Voir Yorgos Lanthimos adapter le roman Pauvres Créatures d’Alasdair Gray (1992) semble tenir de l’évidence, tant le cinéaste grec se coule aisément dans le mélange d’horreur gothique, d’humour noir et de cynisme social dont fait preuve ce récit dans la droite ligne de Frankenstein, mettant en scène un scientifique fou (surnommé God en toute simplicité) et la créature qu’il a créée, la sublime mais originale Bella Baxter, qui porte sur le monde un regard spontané, dépourvu du moindre filtre.

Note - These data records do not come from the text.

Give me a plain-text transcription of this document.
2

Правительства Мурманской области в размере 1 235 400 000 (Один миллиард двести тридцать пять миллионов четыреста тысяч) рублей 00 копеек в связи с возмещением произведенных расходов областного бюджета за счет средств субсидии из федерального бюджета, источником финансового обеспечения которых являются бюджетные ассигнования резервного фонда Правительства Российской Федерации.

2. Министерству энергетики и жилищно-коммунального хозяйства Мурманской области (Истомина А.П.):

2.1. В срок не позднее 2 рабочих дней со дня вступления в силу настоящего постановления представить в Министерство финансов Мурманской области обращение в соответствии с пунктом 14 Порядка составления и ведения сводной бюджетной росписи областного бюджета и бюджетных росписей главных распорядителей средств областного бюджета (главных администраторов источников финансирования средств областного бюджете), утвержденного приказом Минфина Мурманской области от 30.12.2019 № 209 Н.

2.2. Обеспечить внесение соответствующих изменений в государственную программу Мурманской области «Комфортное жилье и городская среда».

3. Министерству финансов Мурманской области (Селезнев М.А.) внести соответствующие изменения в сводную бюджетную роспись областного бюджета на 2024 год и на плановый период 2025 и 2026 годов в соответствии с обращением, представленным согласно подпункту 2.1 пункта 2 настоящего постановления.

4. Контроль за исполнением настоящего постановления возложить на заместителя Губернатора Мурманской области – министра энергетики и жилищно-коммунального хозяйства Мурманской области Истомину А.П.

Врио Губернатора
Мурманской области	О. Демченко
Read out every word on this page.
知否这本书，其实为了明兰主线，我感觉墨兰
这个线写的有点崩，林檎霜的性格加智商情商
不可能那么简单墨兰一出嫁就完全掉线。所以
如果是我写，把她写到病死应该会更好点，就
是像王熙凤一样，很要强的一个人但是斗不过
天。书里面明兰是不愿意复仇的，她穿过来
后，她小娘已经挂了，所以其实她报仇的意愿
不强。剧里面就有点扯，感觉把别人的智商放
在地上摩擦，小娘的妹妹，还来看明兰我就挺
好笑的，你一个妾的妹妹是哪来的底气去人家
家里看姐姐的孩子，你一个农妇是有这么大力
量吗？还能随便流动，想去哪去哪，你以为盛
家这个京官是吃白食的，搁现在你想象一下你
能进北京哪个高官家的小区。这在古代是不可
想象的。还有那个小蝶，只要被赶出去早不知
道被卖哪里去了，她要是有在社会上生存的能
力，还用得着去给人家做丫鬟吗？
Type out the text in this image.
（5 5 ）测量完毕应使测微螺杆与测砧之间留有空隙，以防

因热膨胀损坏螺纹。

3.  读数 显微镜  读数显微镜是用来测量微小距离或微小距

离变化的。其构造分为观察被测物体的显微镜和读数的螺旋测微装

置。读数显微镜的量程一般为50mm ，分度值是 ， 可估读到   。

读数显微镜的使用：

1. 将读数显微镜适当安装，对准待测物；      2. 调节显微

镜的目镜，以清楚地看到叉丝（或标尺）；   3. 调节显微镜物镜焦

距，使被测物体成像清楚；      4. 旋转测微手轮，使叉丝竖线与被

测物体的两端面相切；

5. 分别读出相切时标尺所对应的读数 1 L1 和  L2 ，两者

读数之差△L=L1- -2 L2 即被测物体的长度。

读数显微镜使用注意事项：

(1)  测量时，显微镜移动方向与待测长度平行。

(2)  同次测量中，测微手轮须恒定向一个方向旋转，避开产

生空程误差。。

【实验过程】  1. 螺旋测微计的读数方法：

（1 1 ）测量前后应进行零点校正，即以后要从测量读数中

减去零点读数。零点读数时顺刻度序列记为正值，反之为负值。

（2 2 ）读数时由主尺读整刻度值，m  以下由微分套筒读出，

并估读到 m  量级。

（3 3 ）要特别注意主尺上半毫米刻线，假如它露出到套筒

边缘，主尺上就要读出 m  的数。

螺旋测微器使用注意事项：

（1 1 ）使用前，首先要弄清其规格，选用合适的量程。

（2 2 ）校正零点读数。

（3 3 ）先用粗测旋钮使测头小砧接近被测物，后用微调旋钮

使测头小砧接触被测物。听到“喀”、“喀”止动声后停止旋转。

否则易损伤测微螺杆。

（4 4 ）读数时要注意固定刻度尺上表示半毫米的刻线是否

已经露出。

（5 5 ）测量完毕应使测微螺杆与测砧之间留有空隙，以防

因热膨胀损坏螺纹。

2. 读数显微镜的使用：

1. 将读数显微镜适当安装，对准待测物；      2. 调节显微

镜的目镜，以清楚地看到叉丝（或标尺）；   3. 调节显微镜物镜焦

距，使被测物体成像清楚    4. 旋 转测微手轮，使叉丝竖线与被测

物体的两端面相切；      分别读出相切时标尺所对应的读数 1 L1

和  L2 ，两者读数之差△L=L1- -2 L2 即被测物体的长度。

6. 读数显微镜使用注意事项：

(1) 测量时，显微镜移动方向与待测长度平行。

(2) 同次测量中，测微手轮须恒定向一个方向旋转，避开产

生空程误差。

Avide de connaissance, Bella vit une série d’aventures qui la conduisent des rues de Lisbonne aux couloirs d’une maison close parisienne, dans un mélange déroutant de candeur et de littéralité qui empêchent ceux qui voudraient la domestiquer d’avoir la moindre prise sur elle. Celle qui est en apparence une proie facile pour cette société victorienne engoncée dans l’hypocrisie des conventions sociales ne cesse au contraire, par sa curiosité et sa soif de liberté, de s’émanciper des carcans dans lesquels on veut l’enfermer, qu’il s’agisse du couple, de la bourgeoisie, ou plus généralement du camp des éternelles victimes. Pour nous faire découvrir “le monde selon Bella”, Yorgos Lanthimos a recours à une grammaire cinématographique marquée, de l’utilisation d’objectifs fish-eye (donnant l’impression qu’elle est perpétuellement épiée de l’extérieur) à des jeux de filtres qui transfigurent la réalité, et à des dialogues caustiques d’une virtuosité souvent fulgurante. Il offre surtout un écrin parfait au talent abyssal d’Emma Stone, qui est à la fois bouleversante et irrésistible en figure allégorique de l’éternel combat contre le patriarcat.

Marie-Pauline Mollaret

Poor things. Film américain de Yorgos Lanthimos (2023), avec Emma Stone, Mark Ruffalo, Willem Dafoe, Ramy Youssef, Hanna Schygulla. 2h35. Lion d’or à Venise 2023.